Choerophryne tubercula
- Conservation status: Data Deficient (IUCN 3.1)

Scientific classification
- Kingdom: Animalia
- Phylum: Chordata
- Class: Amphibia
- Order: Anura
- Family: Microhylidae
- Genus: Choerophryne
- Species: C. tubercula
- Binomial name: Choerophryne tubercula (Richards, Johnston, and Burton, 1992)
- Synonyms: Cophixalus tuberculus Richards, Johnston, and Burton, 1992 Albericus tuberculus (Richards, Johnston, and Burton, 1992)

= Choerophryne tubercula =

- Authority: (Richards, Johnston, and Burton, 1992)
- Conservation status: DD
- Synonyms: Cophixalus tuberculus Richards, Johnston, and Burton, 1992, Albericus tuberculus (Richards, Johnston, and Burton, 1992)

Species of frog

Choerophryne tubercula is a species of frog in the family Microhylidae. It is endemic to Papua New Guinea and known from scattered locations in the New Guinea Highlands. However, the species is likely to occur also in the Indonesian part of New Guinea. Common name warty rainforest ground frog has been coined for it.

==Description==
Adults measure 14–18 mm in snout–urostyle length. Skin is warty. The dorsal ground colour is variable and ranges from pale fawn to very dark brown. Some individuals have a light mid-dorsal line and most have a dark hour-glass mark commencing between the eyes. The iris is gold with dark marks.

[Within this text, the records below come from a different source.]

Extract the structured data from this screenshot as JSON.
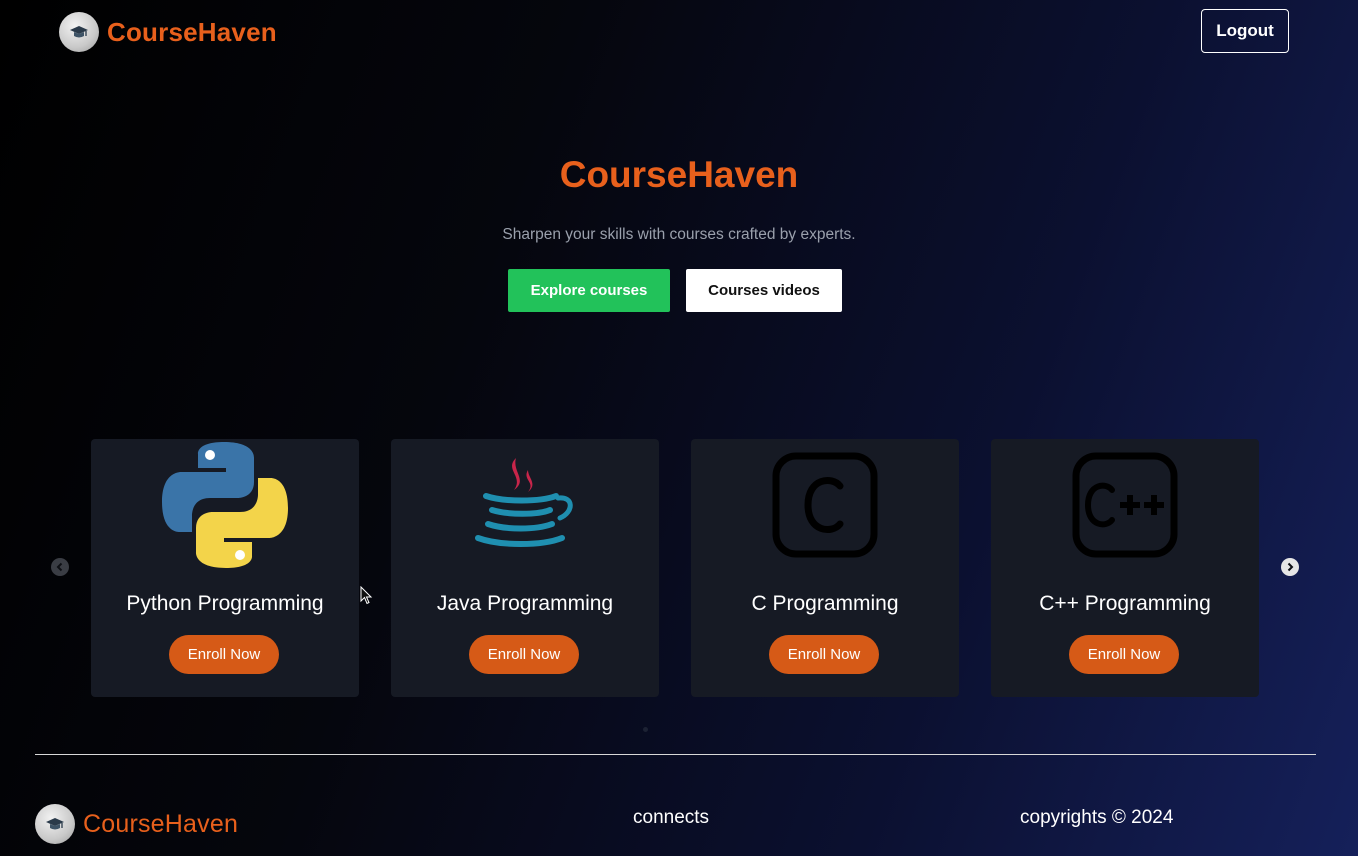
{
  "header": {
    "brand": "CourseHaven",
    "logout_label": "Logout"
  },
  "hero": {
    "title": "CourseHaven",
    "subtitle": "Sharpen your skills with courses crafted by experts.",
    "explore_label": "Explore courses",
    "videos_label": "Courses videos"
  },
  "courses": [
    {
      "title": "Python Programming",
      "button": "Enroll Now",
      "icon": "python-logo-icon"
    },
    {
      "title": "Java Programming",
      "button": "Enroll Now",
      "icon": "java-logo-icon"
    },
    {
      "title": "C Programming",
      "button": "Enroll Now",
      "icon": "c-logo-icon"
    },
    {
      "title": "C++ Programming",
      "button": "Enroll Now",
      "icon": "cpp-logo-icon"
    }
  ],
  "carousel": {
    "prev_icon": "chevron-left-icon",
    "next_icon": "chevron-right-icon"
  },
  "footer": {
    "brand": "CourseHaven",
    "connects_heading": "connects",
    "copyright": "copyrights © 2024"
  },
  "colors": {
    "brand_orange": "#e8601c",
    "enroll_orange": "#d65a17",
    "explore_green": "#22c25a",
    "card_bg": "#161a24"
  }
}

The male advertisement call is a series of nasal squeaks. Each note lasts 250–350 ms.

==Habitat and conservation==
Its natural habitats are lower montane rainforests at elevations of 1000–1900 m above sea level. It also occurs in disturbed forest habitats. No significant threats affecting this locally abundant species that can tolerate some habitat modification are known.